The Association was made known on April 16, 1985 and there is a cooperation between it and the administration of the museum on all occasions, the latest was in a process of repairing the museum and modernizing it. The Association also participated in compiling a catalogue of Mukhtar's works.

Mukhtar Museum is regarded as an architectural masterpiece characterized by many architectural elements. It begins with the bridge leading the way from the front gate to the inside, passing by the facade that reflects the loftiness of the edifice, and ending with the detailed and arranged spaces and halls, and using all that in a breath-taking exhibition. In addition to the museum building for sculptures, a multi-purpose hall has been designed. Sometimes, this hall hosts exhibitions of plastic arts or cultural seminars. Its interior design was made to help facilitate communication to the different halls in the in the museum.

All the components of the museum have been made use of as in preparing an open air location for sculpture in the garden , so that Mukhtar's art would attract the muse of sculpture to come and give sculptors a hand. Moreover, a youngsters's workshop has been established to be an incentive for them to learn and create.

Mahmoud Mukhtar.. Life and Art

Mukhtar was born on May 10, 1891 at Tenbara village beside Al-Mahala Al-Kobra. He lived in Nasha village with his mother after her divorce from his father and his talent blossomed with his fingers playing with clay on the banks of the canal.

He moved to Cairo in 1902, lived in its old quarters, joined the Fine Arts School in 1908, and learned at the hands of professor, La Blany. He participated with his art in the national movements and demonstrations that called for establishing the constitution in 1910. Thus he was jailed for 15 days. In 1911, Mokhtar travelled to Paris to finish his studies; he learned at the hands of Kutan, then the French sculptor, Antoine Marseille.

During World War I, his salary was cut off so he worked as a porter in factories of ammunition till he met his teachger La Blany, who took him to Grevanne Museum where Mukhtar took over the museum's management after him. Work in Renaissance of Egypt statue started in 1923 and the curtain was raised on May 20, 1928. By that time, it was situated in Cairo railway station square, but later, it was transferred to stand before Cairo University. All the while, he won the badge of honour in appreciation of his ingenuity.

Mukhtar became a member in the consultative committee of the Faculty of Fine Arts by a royal decree. Mukhtar established the Modern Art Museum in Cairo. In addition, he participated in establishing the higher Fine Arts School. In 1929, he travelled to Paris as he participated in Salon of Paris by his marble statue; Bride of the Nile. He then won the golden medal, while the French government expressed its wish to buy it, to be exhibited in Luxemburg Museum. His statues were the first Egyptian artistic works to be exhibited abroad through his first exhibition in Paris in 1930. Thus recording the birth of the Egyptian modern art school in the registers of international artstic criticism. Mukhtar set up two statues for Sa'd Zaghloul (1930-1932), and he hoped to set up a number of statues for Alexander the Great, Ahmed Oraby and Queen Cleopatra.

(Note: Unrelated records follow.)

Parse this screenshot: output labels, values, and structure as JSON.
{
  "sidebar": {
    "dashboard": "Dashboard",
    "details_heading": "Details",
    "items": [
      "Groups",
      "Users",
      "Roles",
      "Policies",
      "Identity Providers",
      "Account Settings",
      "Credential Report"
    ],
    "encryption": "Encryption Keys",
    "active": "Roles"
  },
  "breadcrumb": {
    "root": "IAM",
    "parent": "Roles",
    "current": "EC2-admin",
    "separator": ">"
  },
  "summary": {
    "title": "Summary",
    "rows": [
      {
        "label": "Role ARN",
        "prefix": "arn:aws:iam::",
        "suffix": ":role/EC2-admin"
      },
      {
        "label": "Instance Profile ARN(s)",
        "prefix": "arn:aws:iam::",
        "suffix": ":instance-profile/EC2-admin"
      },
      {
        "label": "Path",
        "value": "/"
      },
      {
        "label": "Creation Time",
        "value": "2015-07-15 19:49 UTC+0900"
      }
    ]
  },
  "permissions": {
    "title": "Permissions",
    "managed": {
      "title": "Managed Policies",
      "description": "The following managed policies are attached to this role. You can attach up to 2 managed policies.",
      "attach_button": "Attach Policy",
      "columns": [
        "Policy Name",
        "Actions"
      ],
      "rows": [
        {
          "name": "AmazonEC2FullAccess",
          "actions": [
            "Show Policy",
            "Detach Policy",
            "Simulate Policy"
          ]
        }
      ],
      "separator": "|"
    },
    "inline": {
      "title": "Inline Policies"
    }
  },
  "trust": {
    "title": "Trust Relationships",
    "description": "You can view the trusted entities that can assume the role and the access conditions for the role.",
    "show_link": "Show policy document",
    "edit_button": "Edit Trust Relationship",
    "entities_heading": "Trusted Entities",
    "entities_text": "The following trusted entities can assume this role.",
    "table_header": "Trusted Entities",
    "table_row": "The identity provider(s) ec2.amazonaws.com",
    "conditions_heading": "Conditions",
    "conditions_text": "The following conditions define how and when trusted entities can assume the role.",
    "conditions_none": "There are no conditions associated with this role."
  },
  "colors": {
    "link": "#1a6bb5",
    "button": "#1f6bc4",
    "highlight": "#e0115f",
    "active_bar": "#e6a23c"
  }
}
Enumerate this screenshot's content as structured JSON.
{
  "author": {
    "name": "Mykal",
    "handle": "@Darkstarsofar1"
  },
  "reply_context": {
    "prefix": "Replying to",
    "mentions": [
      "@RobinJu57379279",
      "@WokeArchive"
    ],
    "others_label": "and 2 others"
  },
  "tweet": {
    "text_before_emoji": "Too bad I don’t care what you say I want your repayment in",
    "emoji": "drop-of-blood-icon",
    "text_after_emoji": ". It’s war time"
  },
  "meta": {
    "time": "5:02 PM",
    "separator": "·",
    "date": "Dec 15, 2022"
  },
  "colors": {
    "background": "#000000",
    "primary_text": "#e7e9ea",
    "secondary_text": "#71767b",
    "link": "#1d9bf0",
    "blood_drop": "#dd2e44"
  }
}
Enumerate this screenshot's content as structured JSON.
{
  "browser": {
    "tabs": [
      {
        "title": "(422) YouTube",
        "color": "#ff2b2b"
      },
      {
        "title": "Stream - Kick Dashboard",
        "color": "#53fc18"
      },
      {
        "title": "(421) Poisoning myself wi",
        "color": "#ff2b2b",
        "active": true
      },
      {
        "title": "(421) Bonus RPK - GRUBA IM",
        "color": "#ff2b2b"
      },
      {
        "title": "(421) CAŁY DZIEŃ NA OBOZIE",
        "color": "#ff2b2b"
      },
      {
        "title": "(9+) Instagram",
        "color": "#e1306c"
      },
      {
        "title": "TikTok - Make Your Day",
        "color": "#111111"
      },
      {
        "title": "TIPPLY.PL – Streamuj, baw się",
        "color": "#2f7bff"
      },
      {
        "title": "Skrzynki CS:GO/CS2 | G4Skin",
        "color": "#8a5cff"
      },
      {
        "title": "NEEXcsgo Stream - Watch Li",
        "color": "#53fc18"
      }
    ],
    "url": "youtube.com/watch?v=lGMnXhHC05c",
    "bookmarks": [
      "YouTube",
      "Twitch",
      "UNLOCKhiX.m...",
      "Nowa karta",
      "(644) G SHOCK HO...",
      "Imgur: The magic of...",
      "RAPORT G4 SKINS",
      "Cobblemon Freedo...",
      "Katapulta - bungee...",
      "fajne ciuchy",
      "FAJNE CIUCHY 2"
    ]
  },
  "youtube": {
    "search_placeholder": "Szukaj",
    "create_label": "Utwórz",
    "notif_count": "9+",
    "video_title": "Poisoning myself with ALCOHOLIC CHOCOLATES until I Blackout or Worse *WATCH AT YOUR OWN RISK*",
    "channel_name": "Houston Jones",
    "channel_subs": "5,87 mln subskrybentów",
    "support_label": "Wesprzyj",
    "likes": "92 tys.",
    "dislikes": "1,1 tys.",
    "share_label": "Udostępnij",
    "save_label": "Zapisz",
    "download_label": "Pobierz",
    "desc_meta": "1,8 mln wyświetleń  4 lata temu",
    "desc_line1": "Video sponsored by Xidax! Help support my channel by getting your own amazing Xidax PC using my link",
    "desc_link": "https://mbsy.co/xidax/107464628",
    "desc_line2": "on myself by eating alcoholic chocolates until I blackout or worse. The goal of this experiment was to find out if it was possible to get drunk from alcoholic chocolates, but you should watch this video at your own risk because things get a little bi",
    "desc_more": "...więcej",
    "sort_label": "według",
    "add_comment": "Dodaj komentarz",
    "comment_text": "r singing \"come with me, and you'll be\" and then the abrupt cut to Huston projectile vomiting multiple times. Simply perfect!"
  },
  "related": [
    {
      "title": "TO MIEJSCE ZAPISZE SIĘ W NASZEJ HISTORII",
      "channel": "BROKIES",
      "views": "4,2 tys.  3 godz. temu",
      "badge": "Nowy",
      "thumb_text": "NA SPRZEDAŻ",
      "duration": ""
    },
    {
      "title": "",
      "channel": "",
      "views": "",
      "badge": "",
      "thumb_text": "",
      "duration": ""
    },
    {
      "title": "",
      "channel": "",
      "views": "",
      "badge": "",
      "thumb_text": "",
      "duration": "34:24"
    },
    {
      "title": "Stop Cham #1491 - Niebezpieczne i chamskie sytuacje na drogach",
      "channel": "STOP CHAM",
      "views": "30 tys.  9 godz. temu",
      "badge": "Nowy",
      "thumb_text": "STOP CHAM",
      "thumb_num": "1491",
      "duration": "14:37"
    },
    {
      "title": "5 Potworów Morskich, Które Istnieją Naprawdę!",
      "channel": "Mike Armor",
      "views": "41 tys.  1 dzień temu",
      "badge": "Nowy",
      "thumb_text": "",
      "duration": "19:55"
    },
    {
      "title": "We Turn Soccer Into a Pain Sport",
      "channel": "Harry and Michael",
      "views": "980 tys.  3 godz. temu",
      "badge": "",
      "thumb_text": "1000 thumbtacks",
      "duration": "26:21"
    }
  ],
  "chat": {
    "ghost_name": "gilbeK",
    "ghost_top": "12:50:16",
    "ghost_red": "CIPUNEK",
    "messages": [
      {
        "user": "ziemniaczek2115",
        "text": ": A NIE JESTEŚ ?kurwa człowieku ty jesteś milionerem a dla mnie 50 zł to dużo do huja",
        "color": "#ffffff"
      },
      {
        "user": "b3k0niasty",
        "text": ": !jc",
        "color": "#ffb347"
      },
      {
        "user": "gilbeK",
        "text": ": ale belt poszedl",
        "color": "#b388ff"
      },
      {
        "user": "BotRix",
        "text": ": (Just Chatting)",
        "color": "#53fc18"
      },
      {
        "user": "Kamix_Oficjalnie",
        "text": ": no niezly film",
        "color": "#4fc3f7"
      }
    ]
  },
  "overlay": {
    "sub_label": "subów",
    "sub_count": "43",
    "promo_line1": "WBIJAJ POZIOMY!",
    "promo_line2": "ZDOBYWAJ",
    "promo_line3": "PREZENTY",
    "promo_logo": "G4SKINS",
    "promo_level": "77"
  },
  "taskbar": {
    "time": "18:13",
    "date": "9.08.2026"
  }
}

However, Illness gave him no chance as he passed away on March 27, 1934 at the age of 43 years.

Art and Style

Though short-lived, artist; Mukhtar left behind a huge artisitic heritage of statues in different squares such as these of Renaissance of Egypt, the two statues of Sad Zaghloul, and the two statues of Upper and Lower Egypt. In addition, he left sculptured poems that recite the sorrows and joys of the Egyptian village. Both his feelings and fingers raised up to the everyday incidents, reaching the climax of expression.

So his art came out so elevated that it erected a bridge, on which Egyptian villages and art passed to enter the world of globalization.